Tong of Kent : Various extracts relating to the Tong family of Tong,
Tunstall, Pitstock and Bredgar in the county of Kent.
Victoria County History of the County of Kent, Vol. III
p267 - The Domesday Monachorum
Hugh de Port holds Hageleg [Hawley] for ½ sulung, Eisce [Ash] 3 sulungs, Dideleg [Idley?] and Somniges [-], for ½ sulung, Pellesword [Paddlesworth] for ½ sulung, Resce [Ryarsh] for 2½ sulungs, Offeham [Offham] for a sulung, Alnodentune [Allington] for 3 sulungs, Tunestele [Tunstall] for 3½ sulungs, Cert [Upchurch?] for 2 sulungs, Tanges [Tonge] for 2 sulungs, Stependune [-] for a sulung less ½ yoke, Nordtune [Norton] for 4 sulungs, Herst [Hurst] for 3 yokes, Pesinges [Pising] and Piham [Pineham] for 2 sulungs, Eawelle [Ewell] for 3 sulungs, Westcluie [Westcliffe] for 2 sulungs, Soltune [Solton] for a sulung.
Sum, 34 sulungs and 2½ yokes, and 54 acres which were once (assessed) in Derteford [Dartford].
Hasted, Edward, The History and Topographical Survey of the County of Kent, Vol.

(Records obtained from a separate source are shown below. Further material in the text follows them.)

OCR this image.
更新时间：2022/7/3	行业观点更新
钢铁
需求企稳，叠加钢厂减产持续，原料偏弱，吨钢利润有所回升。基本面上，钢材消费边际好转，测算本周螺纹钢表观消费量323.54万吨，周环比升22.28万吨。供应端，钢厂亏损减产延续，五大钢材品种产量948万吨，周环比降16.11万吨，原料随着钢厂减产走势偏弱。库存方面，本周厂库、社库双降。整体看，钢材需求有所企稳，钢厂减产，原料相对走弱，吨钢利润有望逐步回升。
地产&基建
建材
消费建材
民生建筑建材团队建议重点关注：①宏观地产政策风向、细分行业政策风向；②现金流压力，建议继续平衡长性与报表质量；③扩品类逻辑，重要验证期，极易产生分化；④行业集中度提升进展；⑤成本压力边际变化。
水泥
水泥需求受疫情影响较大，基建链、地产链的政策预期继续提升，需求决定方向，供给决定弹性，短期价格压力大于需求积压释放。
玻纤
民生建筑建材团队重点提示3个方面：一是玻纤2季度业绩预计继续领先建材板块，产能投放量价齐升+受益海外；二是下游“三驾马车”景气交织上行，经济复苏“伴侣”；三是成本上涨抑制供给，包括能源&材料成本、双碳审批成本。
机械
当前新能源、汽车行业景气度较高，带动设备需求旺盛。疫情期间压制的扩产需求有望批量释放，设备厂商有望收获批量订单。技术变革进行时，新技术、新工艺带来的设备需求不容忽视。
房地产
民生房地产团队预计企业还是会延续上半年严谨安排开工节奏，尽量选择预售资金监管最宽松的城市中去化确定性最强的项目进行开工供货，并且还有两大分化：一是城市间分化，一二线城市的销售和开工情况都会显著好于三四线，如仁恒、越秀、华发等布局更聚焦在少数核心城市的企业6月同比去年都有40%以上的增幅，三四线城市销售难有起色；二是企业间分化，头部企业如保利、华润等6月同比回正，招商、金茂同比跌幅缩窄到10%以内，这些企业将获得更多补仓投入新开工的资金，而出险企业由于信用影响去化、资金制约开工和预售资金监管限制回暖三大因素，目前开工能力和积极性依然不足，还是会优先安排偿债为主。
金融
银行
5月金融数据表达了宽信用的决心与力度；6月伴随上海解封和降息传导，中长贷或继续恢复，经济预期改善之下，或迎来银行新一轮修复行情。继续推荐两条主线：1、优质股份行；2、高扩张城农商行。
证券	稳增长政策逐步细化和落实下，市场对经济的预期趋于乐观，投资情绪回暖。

VI, 1779-1800
pp. 94-95 Milton Hundred, Tunstall, PITSTOCK
Thi manor becoming vested in the crown, the king granted it two years afterwards to Sir Thomas Cheney, treasurer of his household, to hold in capite by knight's service. His son and heir Henry Cheney, esq. of Todington, in the 13th year of queen Elizabeth, alienated the manor of Pistocke, and those woods, parcel of it, called Mynchyng-wood, to Richard Thornhill, citizen and grocer of London, whose son and heir Samuel Thornhill, upon his death gave it to his second son Sir John Thornhill, of Bromley, and his son and heir Charles Thornhill, esq. in the reign of Charles II. sold it to Mr. James Tong, whose ancestors had been resident here, and were possessed of lands in this parish for some generations before, for his ancestor William Tonge, resided at Pistocke in the beginning queen Elizabeth's reign, as tenant of it. In the visitation of this county, anno 1619, is the pedigree of Tonge, of Tunstall; their arms, Azure, a bend cotized, or, between six martlets of the second. In which name it continued till at length it was sold to Hayter, and Mr. William Hayter, gent., resided here...

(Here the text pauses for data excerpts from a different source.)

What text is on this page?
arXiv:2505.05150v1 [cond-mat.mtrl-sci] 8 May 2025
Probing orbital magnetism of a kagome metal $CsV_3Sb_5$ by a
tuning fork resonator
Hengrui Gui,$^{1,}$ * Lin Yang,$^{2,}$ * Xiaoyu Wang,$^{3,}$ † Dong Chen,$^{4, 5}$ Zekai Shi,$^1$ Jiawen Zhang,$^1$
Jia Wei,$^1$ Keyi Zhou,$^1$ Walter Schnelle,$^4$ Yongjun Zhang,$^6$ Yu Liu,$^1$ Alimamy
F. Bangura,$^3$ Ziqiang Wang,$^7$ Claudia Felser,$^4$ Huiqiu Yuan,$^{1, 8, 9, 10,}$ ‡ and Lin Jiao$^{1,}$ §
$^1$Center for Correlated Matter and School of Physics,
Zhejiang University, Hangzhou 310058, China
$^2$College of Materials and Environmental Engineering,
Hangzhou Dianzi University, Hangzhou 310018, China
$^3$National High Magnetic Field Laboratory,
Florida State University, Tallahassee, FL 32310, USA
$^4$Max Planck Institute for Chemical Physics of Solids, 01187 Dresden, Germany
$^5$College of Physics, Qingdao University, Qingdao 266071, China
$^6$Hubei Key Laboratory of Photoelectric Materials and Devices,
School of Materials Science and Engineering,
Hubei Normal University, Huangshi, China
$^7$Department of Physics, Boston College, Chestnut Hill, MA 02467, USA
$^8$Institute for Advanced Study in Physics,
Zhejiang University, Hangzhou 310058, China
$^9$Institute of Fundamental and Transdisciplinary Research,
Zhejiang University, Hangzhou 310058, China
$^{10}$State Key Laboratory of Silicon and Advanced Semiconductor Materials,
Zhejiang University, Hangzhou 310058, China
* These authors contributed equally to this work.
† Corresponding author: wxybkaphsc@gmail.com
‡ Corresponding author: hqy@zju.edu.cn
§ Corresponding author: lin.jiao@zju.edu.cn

pp. 98-101 Milton Hundred, BREDGAR
But in the next reign of king Richard II. this manor [Bexon] was become the property of the family of Tong, who were of some account in different parts of East-Kent, as well as in this neighbourhood; for it appears that by some ancient deeds, that Semanus de Tong, in the 16th year of that reign, was tenant to the Maison Dieu, in Ospringe, for lands at Lorinden, in Challock, and sealed with a bend cotized, argent, between six martlets, gules, in which name this estate continued down to John Tonge, gent who about the latter end of the reign of king Charles I. alienated it to Mr. Thomas Fearne.
pp. 104 - 105 Milton Hundred, BREDGAR
In the church [St. John Baptist, Bredgar] there are several memorials for the Tongs...

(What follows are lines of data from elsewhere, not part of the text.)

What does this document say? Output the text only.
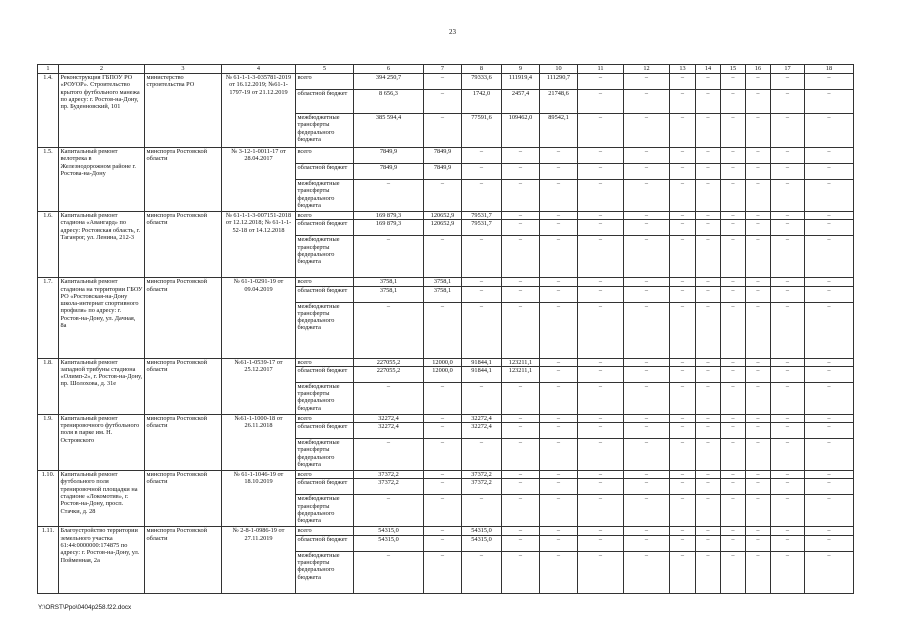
23
1	2	3	4	5	6	7	8	9	10	11	12	13	14	15	16	17	18
1.4.	Реконструкция ГБПОУ РО «РОУОР». Строительство крытого футбольного манежа по адресу: г. Ростов-на-Дону, пр. Буденновский, 101	министерство строительства РО	№ 61-1-1-3-035781-2019 от 16.12.2019; №61-1-1797-19 от 21.12.2019	всего	394 250,7	–	79333,6	111919,4	111290,7	–	–	–	–	–	–	–	–
				областной бюджет	8 656,3	–	1742,0	2457,4	21748,6	–	–	–	–	–	–	–	–
				межбюджетные трансферты федерального бюджета	385 594,4	–	77591,6	109462,0	89542,1	–	–	–	–	–	–	–	–
1.5.	Капитальный ремонт велотрека в Железнодорожном районе г. Ростова-на-Дону	минспорта Ростовской области	№ 3-12-1-0011-17 от 28.04.2017	всего	7849,9	7849,9	–	–	–	–	–	–	–	–	–	–	–
				областной бюджет	7849,9	7849,9	–	–	–	–	–	–	–	–	–	–	–
				межбюджетные трансферты федерального бюджета	–	–	–	–	–	–	–	–	–	–	–	–	–
1.6.	Капитальный ремонт стадиона «Авангард» по адресу: Ростовская область, г. Таганрог, ул. Ленина, 212-3	минспорта Ростовской области	№ 61-1-1-3-007151-2018 от 12.12.2018; № 61-1-1-52-18 от 14.12.2018	всего	169 879,3	120652,9	79531,7	–	–	–	–	–	–	–	–	–	–
				областной бюджет	169 879,3	120652,9	79531,7	–	–	–	–	–	–	–	–	–	–
				межбюджетные трансферты федерального бюджета	–	–	–	–	–	–	–	–	–	–	–	–	–
1.7.	Капитальный ремонт стадиона на территории ГБОУ РО «Ростовская-на-Дону школа-интернат спортивного профиля» по адресу: г. Ростов-на-Дону, ул. Дачная, 8а	минспорта Ростовской области	№ 61-1-0291-19 от 09.04.2019	всего	3758,1	3758,1	–	–	–	–	–	–	–	–	–	–	–
				областной бюджет	3758,1	3758,1	–	–	–	–	–	–	–	–	–	–	–
				межбюджетные трансферты федерального бюджета	–	–	–	–	–	–	–	–	–	–	–	–	–
1.8.	Капитальный ремонт западной трибуны стадиона «Олимп-2», г. Ростов-на-Дону, пр. Шолохова, д. 31е	минспорта Ростовской области	№61-1-0539-17 от 25.12.2017	всего	227055,2	12000,0	91844,1	123211,1	–	–	–	–	–	–	–	–	–
				областной бюджет	227055,2	12000,0	91844,1	123211,1	–	–	–	–	–	–	–	–	–
				межбюджетные трансферты федерального бюджета	–	–	–	–	–	–	–	–	–	–	–	–	–
1.9.	Капитальный ремонт тренировочного футбольного поля в парке им. Н. Островского	минспорта Ростовской области	№61-1-1000-18 от 26.11.2018	всего	32272,4	–	32272,4	–	–	–	–	–	–	–	–	–	–
				областной бюджет	32272,4	–	32272,4	–	–	–	–	–	–	–	–	–	–
				межбюджетные трансферты федерального бюджета	–	–	–	–	–	–	–	–	–	–	–	–	–
1.10.	Капитальный ремонт футбольного поля тренировочной площадки на стадионе «Локомотив», г. Ростов-на-Дону, просп. Стачки, д. 28	минспорта Ростовской области	№ 61-1-1046-19 от 18.10.2019	всего	37372,2	–	37372,2	–	–	–	–	–	–	–	–	–	–
				областной бюджет	37372,2	–	37372,2	–	–	–	–	–	–	–	–	–	–
				межбюджетные трансферты федерального бюджета	–	–	–	–	–	–	–	–	–	–	–	–	–
1.11.	Благоустройство территории земельного участка 61:44:0000000:174875 по адресу: г. Ростов-на-Дону, ул. Пойменная, 2а	минспорта Ростовской области	№ 2-8-1-0986-19 от 27.11.2019	всего	54315,0	–	54315,0	–	–	–	–	–	–	–	–	–	–
				областной бюджет	54315,0	–	54315,0	–	–	–	–	–	–	–	–	–	–
				межбюджетные трансферты федерального бюджета	–	–	–	–	–	–	–	–	–	–	–	–	–
Y:\ORST\Ppo\0404p258.f22.docx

pp. 132 - 143 Milton Hundred, TONG
[Article covers the ownership of the Manor of Tong from pre-Norman Conquest times until 1791. Also of Tong Castle "The Castle of Tong". ]
There was a family of good account formerly, which took their name from the parish. Semanus at Tong was so considerable a man, that in the 21st year of king Richard II he lent the king twenty pounds, no small sum in those days. He possessed lands at Bredgar, Tonstall, and other places in this neighbourhood and elsewhere, and at Bredgar, his descendents remained till within memory.
Domesday Book: Kent. p9. Phillimore 1983. Edited by Phillip Morgan (general editor John Morris)
118 Hugh also holds TONGE from the bishop. It answers for 2 sulungs. Land for 3 ploughs. In lordship 2;
5 villagers with 1 plough.
A church; 4 slaves; a mill at 8s; woodland, 4 pigs.
Value before 1066 and later £7; now £10 10s
Osward held it.
Of these sulungs which Hugh of Port has, Osward held 5 for tribute, and 3 sulungs and 1½ yokes which he took from the King's villagers.